При виде девушки матерью овладела грусть – не смутная, а возникшая в результате логических заключений. Они обе все еще носили смирительную рубашку бедности, от которой мать столько раз пыталась избавиться ради Элизабет. Женщина давно заметила, как пылко и упорно жаждал развития юный ум ее дочери; однако и теперь, на восемнадцатом году жизни, он был еще мало развит. Сокровенным желанием Элизабет-Джейн – желанием трезвым, но приглушенным – было видеть, слышать, понимать. И она постоянно спрашивала у матери, что надо делать, чтобы стать женщиной более знающей, пользующейся большим уважением, – стать «лучше», как она выражалась. Она пыталась проникнуть в суть вещей глубже, нежели другие девушки ее круга, и мать вздыхала, чувствуя, что бессильна помочь ей в этом стремлении.

Моряк был для них теперь потерян навсегда. От Сьюзен больше не требовалось стойкой, религиозной приверженности к нему как к мужу – приверженности, длившейся до той поры, пока она не прозрела. Она спрашивала себя, не является ли настоящий момент, когда она снова стала свободной, самым благоприятным, какой только может быть в мире, где все складывалось так неблагоприятно, чтобы сделать отчаянную попытку и помочь Элизабет выбиться в люди. Разумно это или нет, но ей казалось, что спрятать в карман гордость и отправиться на поиски первого мужа будет для начала наилучшим шагом. Возможно, что пьянство свело его в могилу. Но с другой стороны, возможно, что у него хватило ума удержаться, так как в пору их совместной жизни ему лишь ненадолго случалось загулять, а запоями он не страдал.

Во всяком случае, следовало вернуться к нему, если он жив, – это бесспорно. Затруднительность поисков заключалась в необходимости открыться Элизабет, о чем мать не могла даже подумать. Наконец она решила начать поиски, не сообщая дочери о прежних своих отношениях с Хенчардом, и предоставить ему, если они его найдут, поступить так, как он сочтет нужным.

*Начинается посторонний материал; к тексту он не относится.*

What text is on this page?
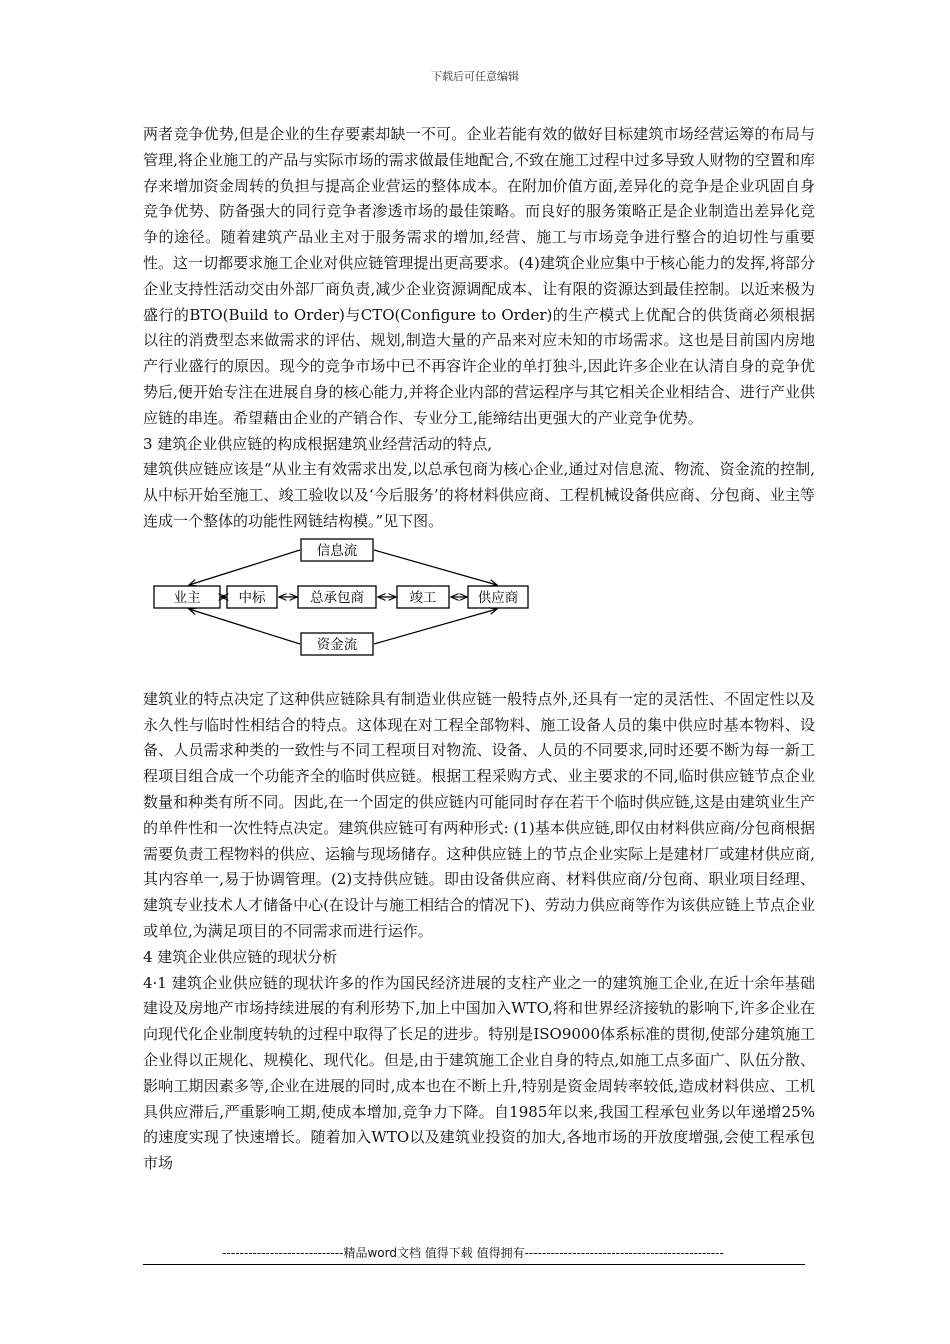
下载后可任意编辑

两者竞争优势,但是企业的生存要素却缺一不可。企业若能有效的做好目标建筑市场经营运筹的布局与管理,将企业施工的产品与实际市场的需求做最佳地配合,不致在施工过程中过多导致人财物的空置和库存来增加资金周转的负担与提高企业营运的整体成本。在附加价值方面,差异化的竞争是企业巩固自身竞争优势、防备强大的同行竞争者渗透市场的最佳策略。而良好的服务策略正是企业制造出差异化竞争的途径。随着建筑产品业主对于服务需求的增加,经营、施工与市场竞争进行整合的迫切性与重要性。这一切都要求施工企业对供应链管理提出更高要求。(4)建筑企业应集中于核心能力的发挥,将部分企业支持性活动交由外部厂商负责,减少企业资源调配成本、让有限的资源达到最佳控制。以近来极为盛行的BTO(Build to Order)与CTO(Configure to Order)的生产模式上优配合的供货商必须根据以往的消费型态来做需求的评估、规划,制造大量的产品来对应未知的市场需求。这也是目前国内房地产行业盛行的原因。现今的竞争市场中已不再容许企业的单打独斗,因此许多企业在认清自身的竞争优势后,便开始专注在进展自身的核心能力,并将企业内部的营运程序与其它相关企业相结合、进行产业供应链的串连。希望藉由企业的产销合作、专业分工,能缔结出更强大的产业竞争优势。

3 建筑企业供应链的构成根据建筑业经营活动的特点,

建筑供应链应该是“从业主有效需求出发,以总承包商为核心企业,通过对信息流、物流、资金流的控制,从中标开始至施工、竣工验收以及‘今后服务’的将材料供应商、工程机械设备供应商、分包商、业主等连成一个整体的功能性网链结构模。”见下图。

信息流
业主	中标	总承包商	竣工	供应商
资金流

建筑业的特点决定了这种供应链除具有制造业供应链一般特点外,还具有一定的灵活性、不固定性以及永久性与临时性相结合的特点。这体现在对工程全部物料、施工设备人员的集中供应时基本物料、设备、人员需求种类的一致性与不同工程项目对物流、设备、人员的不同要求,同时还要不断为每一新工程项目组合成一个功能齐全的临时供应链。根据工程采购方式、业主要求的不同,临时供应链节点企业数量和种类有所不同。因此,在一个固定的供应链内可能同时存在若干个临时供应链,这是由建筑业生产的单件性和一次性特点决定。建筑供应链可有两种形式: (1)基本供应链,即仅由材料供应商/分包商根据需要负责工程物料的供应、运输与现场储存。这种供应链上的节点企业实际上是建材厂或建材供应商,其内容单一,易于协调管理。(2)支持供应链。即由设备供应商、材料供应商/分包商、职业项目经理、建筑专业技术人才储备中心(在设计与施工相结合的情况下)、劳动力供应商等作为该供应链上节点企业或单位,为满足项目的不同需求而进行运作。

4 建筑企业供应链的现状分析

4·1 建筑企业供应链的现状许多的作为国民经济进展的支柱产业之一的建筑施工企业,在近十余年基础建设及房地产市场持续进展的有利形势下,加上中国加入WTO,将和世界经济接轨的影响下,许多企业在向现代化企业制度转轨的过程中取得了长足的进步。特别是ISO9000体系标准的贯彻,使部分建筑施工企业得以正规化、规模化、现代化。但是,由于建筑施工企业自身的特点,如施工点多面广、队伍分散、影响工期因素多等,企业在进展的同时,成本也在不断上升,特别是资金周转率较低,造成材料供应、工机具供应滞后,严重影响工期,使成本增加,竞争力下降。自1985年以来,我国工程承包业务以年递增25%的速度实现了快速增长。随着加入WTO以及建筑业投资的加大,各地市场的开放度增强,会使工程承包市场

----------------------------精品word文档 值得下载 值得拥有----------------------------------------------
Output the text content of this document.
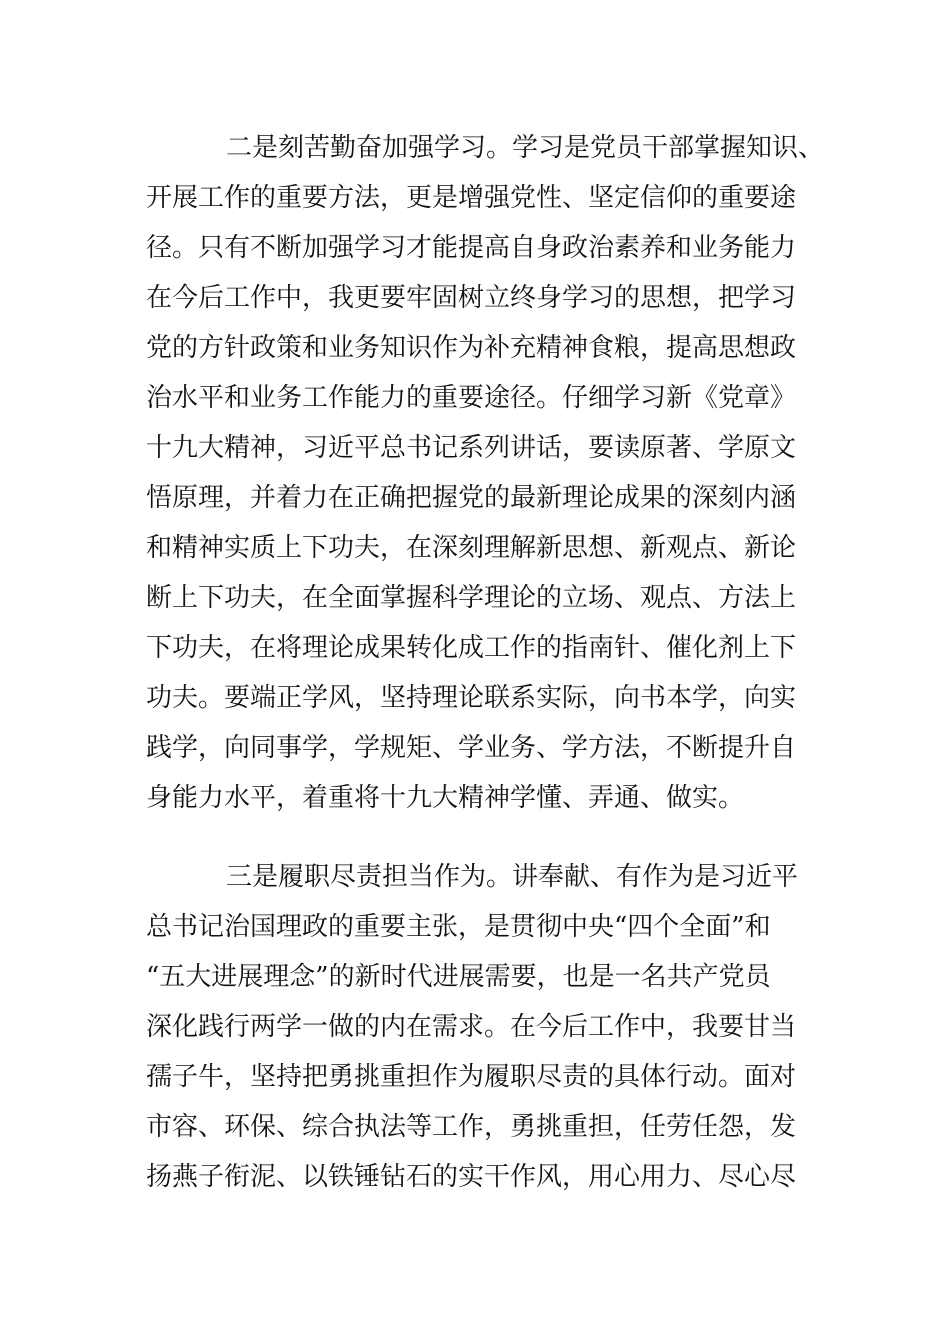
二是刻苦勤奋加强学习。学习是党员干部掌握知识、
开展工作的重要方法，更是增强党性、坚定信仰的重要途
径。只有不断加强学习才能提高自身政治素养和业务能力
在今后工作中，我更要牢固树立终身学习的思想，把学习
党的方针政策和业务知识作为补充精神食粮，提高思想政
治水平和业务工作能力的重要途径。仔细学习新《党章》
十九大精神，习近平总书记系列讲话，要读原著、学原文
悟原理，并着力在正确把握党的最新理论成果的深刻内涵
和精神实质上下功夫，在深刻理解新思想、新观点、新论
断上下功夫，在全面掌握科学理论的立场、观点、方法上
下功夫，在将理论成果转化成工作的指南针、催化剂上下
功夫。要端正学风，坚持理论联系实际，向书本学，向实
践学，向同事学，学规矩、学业务、学方法，不断提升自
身能力水平，着重将十九大精神学懂、弄通、做实。
三是履职尽责担当作为。讲奉献、有作为是习近平
总书记治国理政的重要主张，是贯彻中央“四个全面”和
“五大进展理念”的新时代进展需要，也是一名共产党员
深化践行两学一做的内在需求。在今后工作中，我要甘当
孺子牛，坚持把勇挑重担作为履职尽责的具体行动。面对
市容、环保、综合执法等工作，勇挑重担，任劳任怨，发
扬燕子衔泥、以铁锤钻石的实干作风，用心用力、尽心尽
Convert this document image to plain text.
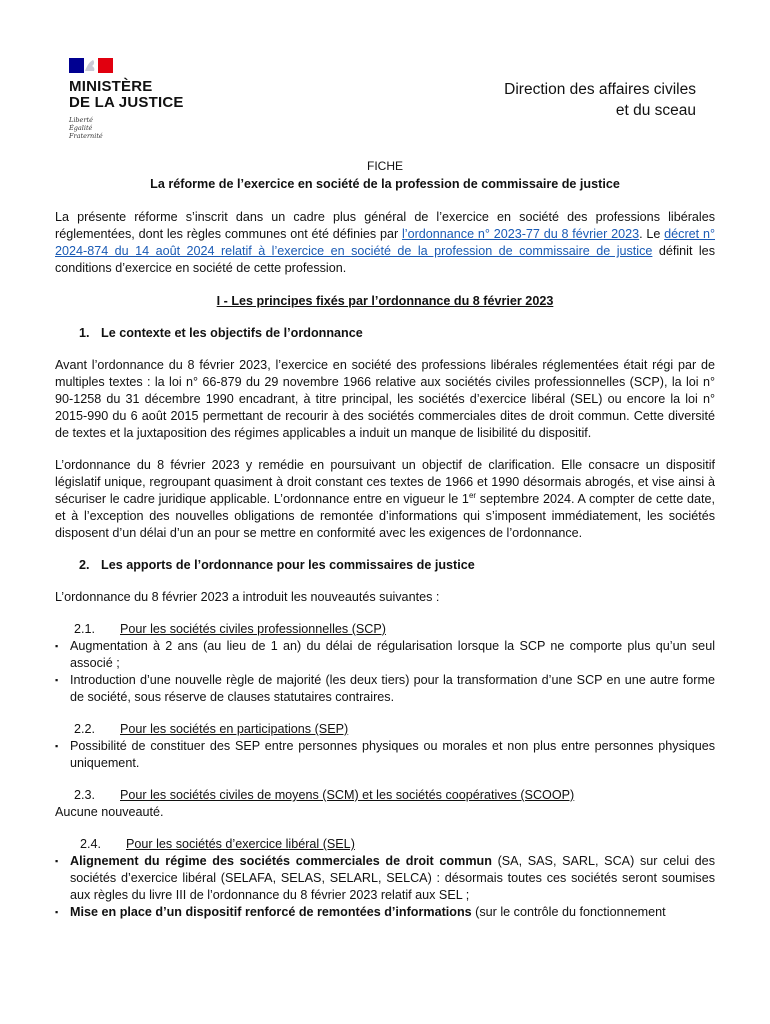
MINISTÈRE
DE LA JUSTICE
Liberté
Égalité
Fraternité
Direction des affaires civiles
et du sceau
FICHE
La réforme de l’exercice en société de la profession de commissaire de justice

La présente réforme s’inscrit dans un cadre plus général de l’exercice en société des professions libérales réglementées, dont les règles communes ont été définies par l’ordonnance n° 2023-77 du 8 février 2023. Le décret n° 2024-874 du 14 août 2024 relatif à l’exercice en société de la profession de commissaire de justice définit les conditions d’exercice en société de cette profession.

I - Les principes fixés par l’ordonnance du 8 février 2023
1. Le contexte et les objectifs de l’ordonnance

Avant l’ordonnance du 8 février 2023, l’exercice en société des professions libérales réglementées était régi par de multiples textes : la loi n° 66-879 du 29 novembre 1966 relative aux sociétés civiles professionnelles (SCP), la loi n° 90-1258 du 31 décembre 1990 encadrant, à titre principal, les sociétés d’exercice libéral (SEL) ou encore la loi n° 2015-990 du 6 août 2015 permettant de recourir à des sociétés commerciales dites de droit commun. Cette diversité de textes et la juxtaposition des régimes applicables a induit un manque de lisibilité du dispositif.

L’ordonnance du 8 février 2023 y remédie en poursuivant un objectif de clarification. Elle consacre un dispositif législatif unique, regroupant quasiment à droit constant ces textes de 1966 et 1990 désormais abrogés, et vise ainsi à sécuriser le cadre juridique applicable. L’ordonnance entre en vigueur le 1er septembre 2024. A compter de cette date, et à l’exception des nouvelles obligations de remontée d’informations qui s’imposent immédiatement, les sociétés disposent d’un délai d’un an pour se mettre en conformité avec les exigences de l’ordonnance.

2. Les apports de l’ordonnance pour les commissaires de justice

L’ordonnance du 8 février 2023 a introduit les nouveautés suivantes :

2.1. Pour les sociétés civiles professionnelles (SCP)
▪ Augmentation à 2 ans (au lieu de 1 an) du délai de régularisation lorsque la SCP ne comporte plus qu’un seul associé ;
▪ Introduction d’une nouvelle règle de majorité (les deux tiers) pour la transformation d’une SCP en une autre forme de société, sous réserve de clauses statutaires contraires.
2.2. Pour les sociétés en participations (SEP)
▪ Possibilité de constituer des SEP entre personnes physiques ou morales et non plus entre personnes physiques uniquement.
2.3. Pour les sociétés civiles de moyens (SCM) et les sociétés coopératives (SCOOP)

Aucune nouveauté.

2.4. Pour les sociétés d’exercice libéral (SEL)
▪ Alignement du régime des sociétés commerciales de droit commun (SA, SAS, SARL, SCA) sur celui des sociétés d’exercice libéral (SELAFA, SELAS, SELARL, SELCA) : désormais toutes ces sociétés seront soumises aux règles du livre III de l’ordonnance du 8 février 2023 relatif aux SEL ;
▪ Mise en place d’un dispositif renforcé de remontées d’informations (sur le contrôle du fonctionnement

Этим и объясняется их разговор на ярмарке и то неведение, в каком пребывала Элизабет.

Так продолжали они свой путь, руководствуясь только теми скудными сведениями о местопребывании Хенчарда, какие получили от торговки пшеничной кашей. Деньги приходилось тщательно экономить. Они брели пешком. Иногда их подвозил на телеге какой-нибудь фермер или в фургоне – возчик. Так они почти добрались до Кестербриджа. Элизабет-Джейн с тревогой обнаружила, что здоровье начинает изменять матери: в речах ее то и дело слышались нотки отрешенности, свидетельствовавшие о том, что, если бы не дочь, она не прочь была бы расстаться с жизнью, ставшей ей в тягость.

Примерно в середине сентября, в пятницу, когда уже начинало смеркаться, они достигли вершины холма, находившегося на расстоянии мили от цели их путешествия. Здесь дорога пролегала между высокими холмами, отгороженными живою изгородью; мать с дочерью поднялись на зеленый откос и присели на траву. Отсюда открывался вид на город и его окрестности.

– Вот уж допотопное местечко! – заметила Элизабет-Джейн, обращаясь к своей молчаливой матери, размышлявшей отнюдь не о топографии. – Дома сбиты в кучу, а вокруг сплошная прямоугольная стена из деревьев, словно это сад, обсаженный буком…

В самом деле, прямоугольная форма была характерной чертой, поражавшей глаз в Кестербридже, этом старинном городке, в те времена, хотя и не столь давние, нимало не затронутом новыми веяниями. Он был компактен, как ящик с домино. У него не было никаких пригородов в обычном смысле этого слова. Геометрическая прямая отделяла город от деревни.

Птицам, с высоты их полета, Кестербридж в этот чудесный вечер должен был казаться мозаикой из тусклокрасных, коричневых, серых камней и стекол, вставленной в прямоугольную раму густо-зеленого цвета. Человеческому же взгляду он представлялся неясной массой за частоколом из лип и каштанов, расположенной среди тянувшихся ка много миль горбатых возвышенностей и вдавленных полей. Постепенно глаз начинал различать в этой массе башни, коньки крыш, дымовые трубы и окна; стекла в верхних этажах тускло блестели, словно налитые кровью глаза, отражая медный свет, исходивший от зажженных солнцем облаков на западе.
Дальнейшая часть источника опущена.